Economically Reasonable Response
No lender had any experience in such an environment. Spurred by post-9/11 Executive Branch rhetoric, banks did what banks do, they made loans, with far-reaching consequences that laid the foundation for the disaster we are currently experiencing.
With cheap money:
1. Banks made more sub-prime loans than usual.
2. People who could not afford a home now could.
3. Demand for homes went up.
In 2004, when rates were 1.0% — in the midst of a presidential campaign — home ownership hit all-time highs. Millions achieved a dream they never believed they could reach.
1. The Bush Administration (thanks to Phil Graham) reduced mortgage regulation.
2. When demand increased, home prices rose.
3. Home builders built more homes.
4. Builders borrowed money.
5. Lenders saw prices rising and rationalized higher loan-to-value ratios to make more loans.
6. Home building increased to meet the new demand.
7/ Mortgages were bundled, rated and auctioned off just as they had been for over 20 years.
Who could have predicted what would come next?
Fed Panics Again!
The market predicted that rates would rise, but everyone assumed that after nearly four years of low rates, the economists at the Fed would raise rates gradually over many years to soften the landing. The system was designed for this. It took over seven years the last time rates were nearly this low to get to 5%.
Had the rise in rates proceeded gradually back to 5% over a four- to six-year time-span, the sub-prime mess would have been wholly averted. But of course, that is not what happened. The Fed over-reacted yet again.
Greenspan left and Bernanke entered. He and his group began to raise rates, but not gradually. They yanked them up over a short period of time, starting June 30, 2006.
In just two years the Fed raised the Fed Fund rate 17 times for a total increase of 4.25 %. That was one of the steepest and longest climbs in terms of net rate increase in the last twenty years.
No One Could React
Houses were being built. Loans were being made. And adjustable rate mortgages of all kinds were suddenly untenable. A three-year ARM done in 2004 at 4.0% adjusted to 8.0% or higher. New homeowners, banks, investment bankers, investors and borrowers, found themselves on the wrong end of a bad situation. So whose fault was it?

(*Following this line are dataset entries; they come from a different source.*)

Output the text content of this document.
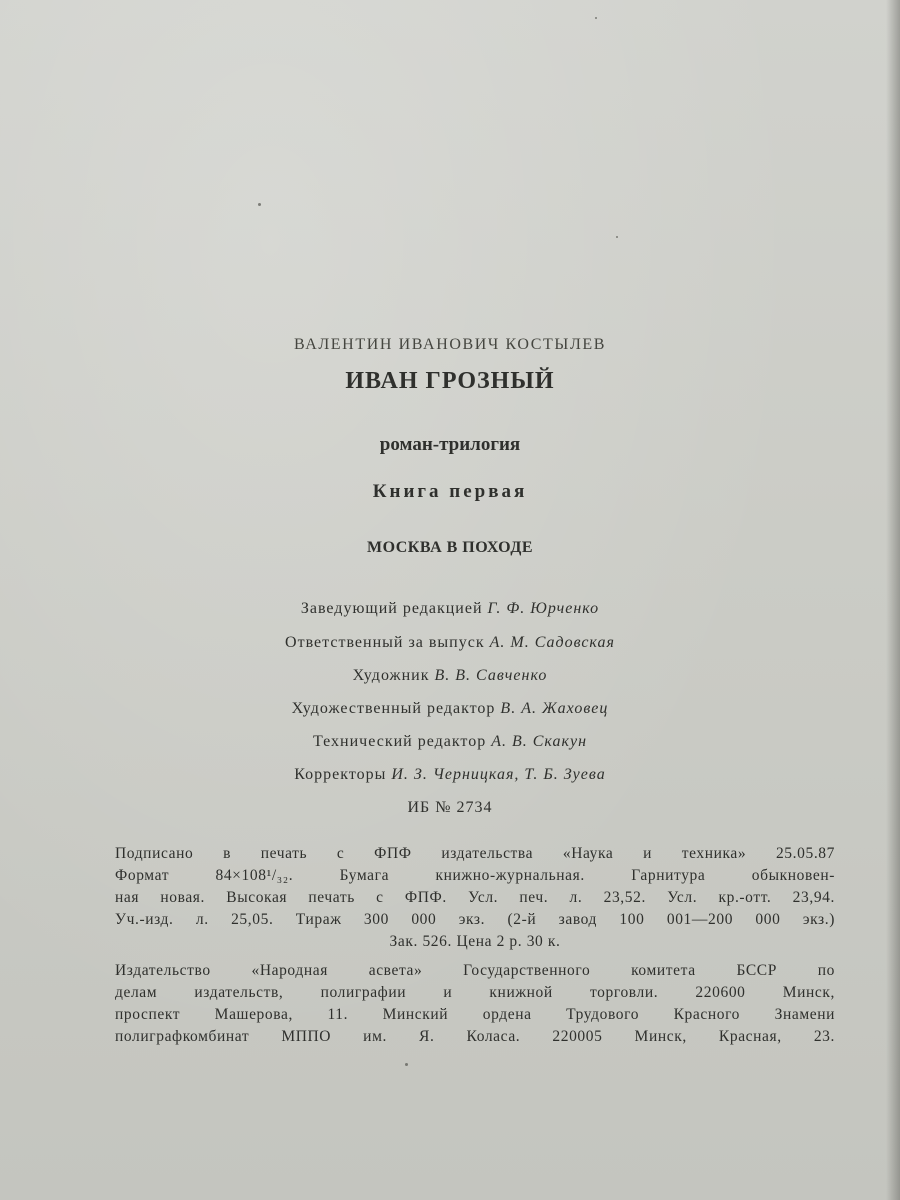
ВАЛЕНТИН ИВАНОВИЧ КОСТЫЛЕВ
ИВАН ГРОЗНЫЙ
роман-трилогия
Книга первая
МОСКВА В ПОХОДЕ
Заведующий редакцией Г. Ф. Юрченко
Ответственный за выпуск А. М. Садовская
Художник В. В. Савченко
Художественный редактор В. А. Жаховец
Технический редактор А. В. Скакун
Корректоры И. З. Черницкая, Т. Б. Зуева
ИБ № 2734
Подписано в печать с ФПФ издательства «Наука и техника» 25.05.87
Формат 84×108¹/₃₂. Бумага книжно-журнальная. Гарнитура обыкновен-
ная новая. Высокая печать с ФПФ. Усл. печ. л. 23,52. Усл. кр.-отт. 23,94.
Уч.-изд. л. 25,05. Тираж 300 000 экз. (2-й завод 100 001—200 000 экз.)
Зак. 526. Цена 2 р. 30 к.
Издательство «Народная асвета» Государственного комитета БССР по
делам издательств, полиграфии и книжной торговли. 220600 Минск,
проспект Машерова, 11. Минский ордена Трудового Красного Знамени
полиграфкомбинат МППО им. Я. Коласа. 220005 Минск, Красная, 23.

All players acted rationally, except one. The one everyone else relied upon to know what it was doing: The Federal Reserve. Now all participants are suffering, except, of course, the Federal Reserve.
The Federal Reserve’s blunder of raising rates so precipitously created the following predictable “Economics 101” results:
1. ARMs adjusted too much, causing unrecoverable pain for millions of borrowers.

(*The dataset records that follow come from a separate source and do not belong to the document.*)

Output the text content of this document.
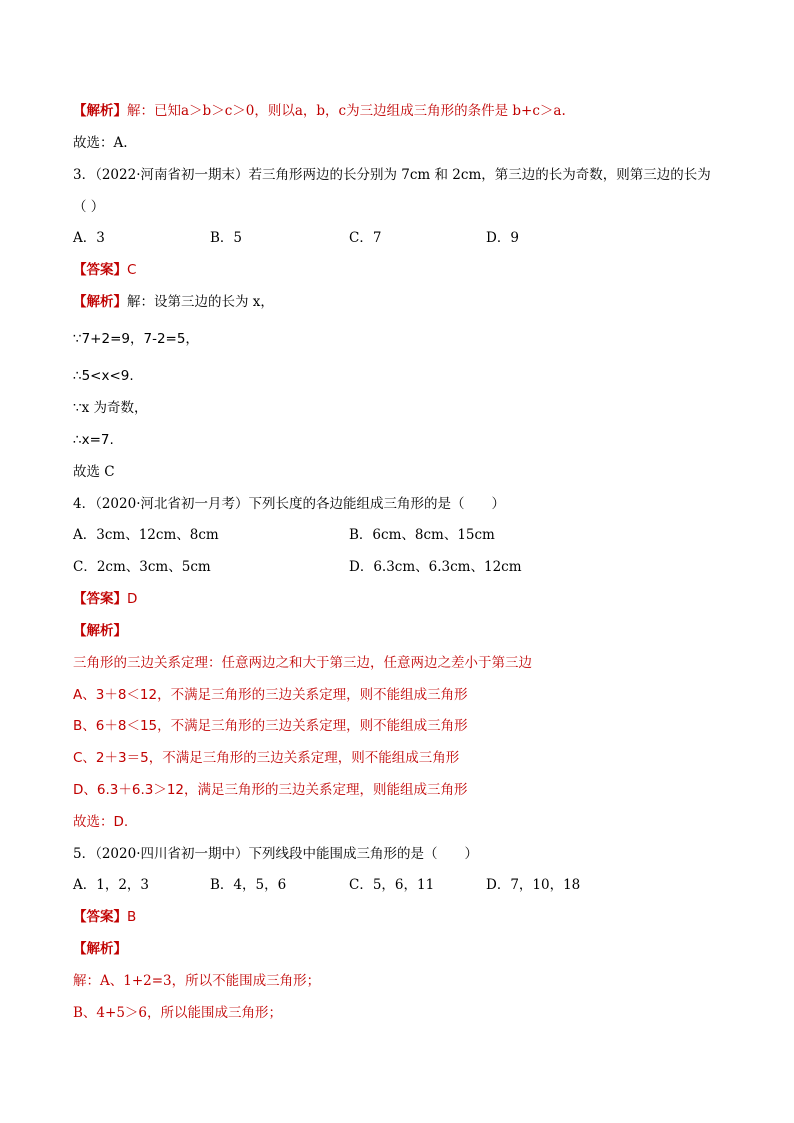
【解析】解：已知a＞b＞c＞0，则以a，b，c为三边组成三角形的条件是 b+c＞a.
故选：A.
3．（2022·河南省初一期末）若三角形两边的长分别为 7cm 和 2cm，第三边的长为奇数，则第三边的长为
（ ）
A．3	B．5	C．7	D．9
【答案】C
【解析】解：设第三边的长为 x，
∵7+2=9，7-2=5，
∴5<x<9.
∵x 为奇数，
∴x=7.
故选 C
4．（2020·河北省初一月考）下列长度的各边能组成三角形的是（　　）
A．3cm、12cm、8cm	B．6cm、8cm、15cm
C．2cm、3cm、5cm	D．6.3cm、6.3cm、12cm
【答案】D
【解析】
三角形的三边关系定理：任意两边之和大于第三边，任意两边之差小于第三边
A、3＋8＜12，不满足三角形的三边关系定理，则不能组成三角形
B、6＋8＜15，不满足三角形的三边关系定理，则不能组成三角形
C、2＋3＝5，不满足三角形的三边关系定理，则不能组成三角形
D、6.3＋6.3＞12，满足三角形的三边关系定理，则能组成三角形
故选：D.
5．（2020·四川省初一期中）下列线段中能围成三角形的是（　　）
A．1，2，3	B．4，5，6	C．5，6，11	D．7，10，18
【答案】B
【解析】
解：A、1+2=3，所以不能围成三角形；
B、4+5＞6，所以能围成三角形；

2. Excited first-time homeowners could not pay their loans and defaulted.
3. These people were now worse off than before.
4. High rates killed the demand for new housing.

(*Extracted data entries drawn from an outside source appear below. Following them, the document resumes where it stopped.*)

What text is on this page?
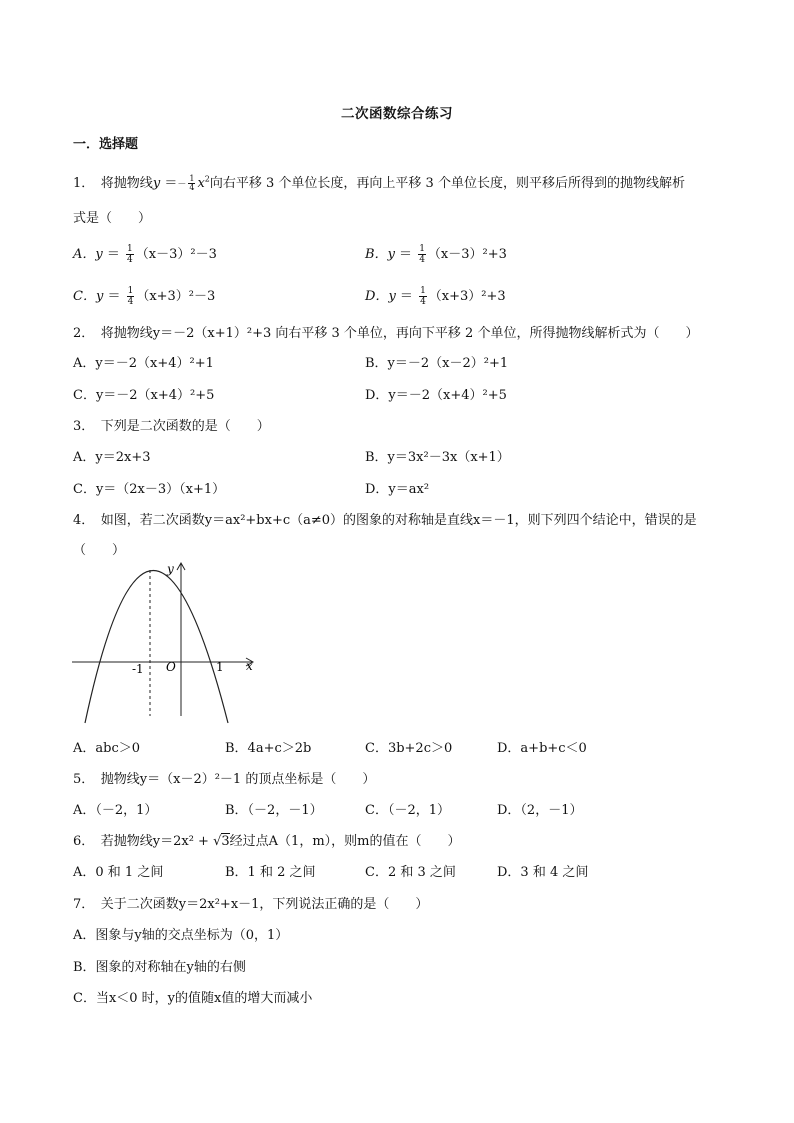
二次函数综合练习
一．选择题
1．　 将抛物线$y =- \frac{1}{4} x^2$向右平移 3 个单位长度，再向上平移 3 个单位长度，则平移后所得到的抛物线解析
式是（　　）
A．$y = \frac{1}{4} (x-3)^2-3$	B．$y = \frac{1}{4} (x-3)^2+3$
C．$y = \frac{1}{4} (x+3)^2-3$	D．$y = \frac{1}{4} (x+3)^2+3$
2．　将抛物线y＝－2（x+1）²+3 向右平移 3 个单位，再向下平移 2 个单位，所得抛物线解析式为（　　）
A．y＝－2（x+4）²+1	B．y＝－2（x－2）²+1
C．y＝－2（x+4）²+5	D．y＝－2（x+4）²+5
3．　下列是二次函数的是（　　）
A．y＝2x+3	B．y＝3x²－3x（x+1）
C．y＝（2x－3）（x+1）	D．y＝ax²
4．　如图，若二次函数y＝ax²+bx+c（a≠0）的图象的对称轴是直线x＝－1，则下列四个结论中，错误的是
（　　）
y
x
O
-1	1
A．abc＞0	B．4a+c＞2b	C．3b+2c＞0	D．a+b+c＜0
5．　抛物线y＝（x－2）²－1 的顶点坐标是（　　）
A．（－2，1）	B．（－2，－1）	C．（－2，1）	D．（2，－1）
6．　若抛物线y＝2x² + √3经过点A（1，m），则m的值在（　　）
A．0 和 1 之间	B．1 和 2 之间	C．2 和 3 之间	D．3 和 4 之间
7．　关于二次函数y＝2x²+x－1，下列说法正确的是（　　）
A．图象与y轴的交点坐标为（0，1）
B．图象的对称轴在y轴的右侧
C．当x＜0 时，y的值随x值的增大而减小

5. Combined with the glut of newly constructed houses, the decline in demand caused housing prices to level off or fall.
6. Home builders could not sell their home inventories; many defaulted and declared bankruptcy.
7. Individuals could not refinance.
8. More homeowners defaulted.
9. Higher mortgage payments decreased available cash to spend.
10. Consumer spending decreased, sending the economy into a tailspin.
11. Investors panicked and refused to purchase any kind of ARS at the auctions.
12. Investment banks could not purchase everything and the auctions failed. The only way for investors to sell, and get their cash back, was gone.
13. Accounting-rule changes required de-valuing these assets on balance sheets, and corporations were forced to restate financials.
14. The stock market fell.
15. Lawyers filed lawsuits to figure it all out.
16. Banks lost billions.
17. Investment houses declared bankruptcy.
18. The dollar fell.
19. U.S. financial markets starting falling apart.
20. We started – and still are – paying for it.
And now Congress is being asked to grant the Executive Branch/Treasury expanded powers. It’s a completely anti-Republican action by a Republican administration. Perhaps they should go back to basic, free-market Republican economics and try again.